Unfortunately the processor was severely corroded, and when it touched its legs, it ended up breaking.
I think I found a somewhat workable solution: I have an old ibook g3 500mhz dual usb that suffered an accident, and the only good thing left on it was its motherboard. I will adapt it to the case of the performa by adding 7 USB ports. It's not perfect, but at least it will keep close to the time and run what I wanted to run on it.
Problems and solutions:
CD drive: I don't want to use a laptop so I'll use an IDE/USB caddy to use a desktop dvd drive.
USB: It only has 2 ports, but I will use one of them for a USB HUB with external power.
Power supply: I will acquire a 24v 1.9a that will be inside the case. It will also power the USB hub.

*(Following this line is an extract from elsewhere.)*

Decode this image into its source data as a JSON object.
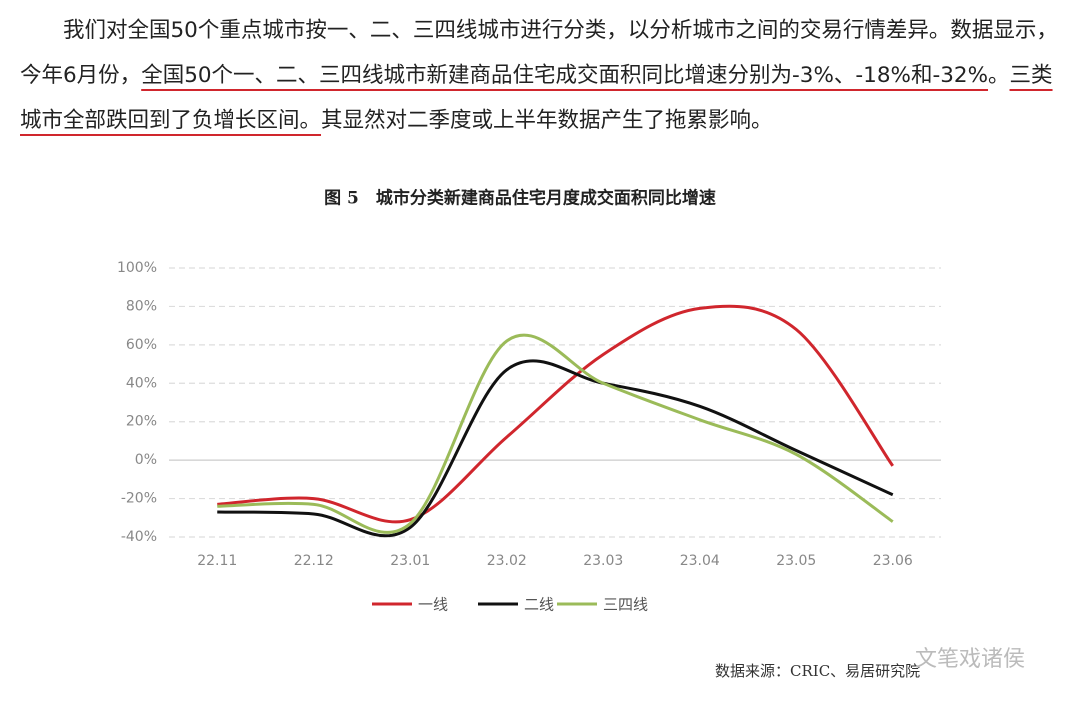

HDD: I will keep the IDE 2.5" HDD, I will just use a 120GB one, perfect for maintaining compatibility with OS9
Cooling: I will use chipset heatsinks under the chips, and the original performa cooler will do the trick.
Volume, led, and power buttons: Everything figured out.
Loudspeaker: It doesn't take a long time to know how to connect it where the lappy's loudspeaker was connected.
Monitor: The ibook originally doesn't do desktop expansion, just mirroring, so I'll have the boot screen on the VGA connector. The problem is that mirroring "splits" the vram in half for each monitor. But I learned a trick via openfirmware that disables the internal screen, releasing all the vram for the VGA.
Floppy drive (auto eject): I still don't know what to do with it.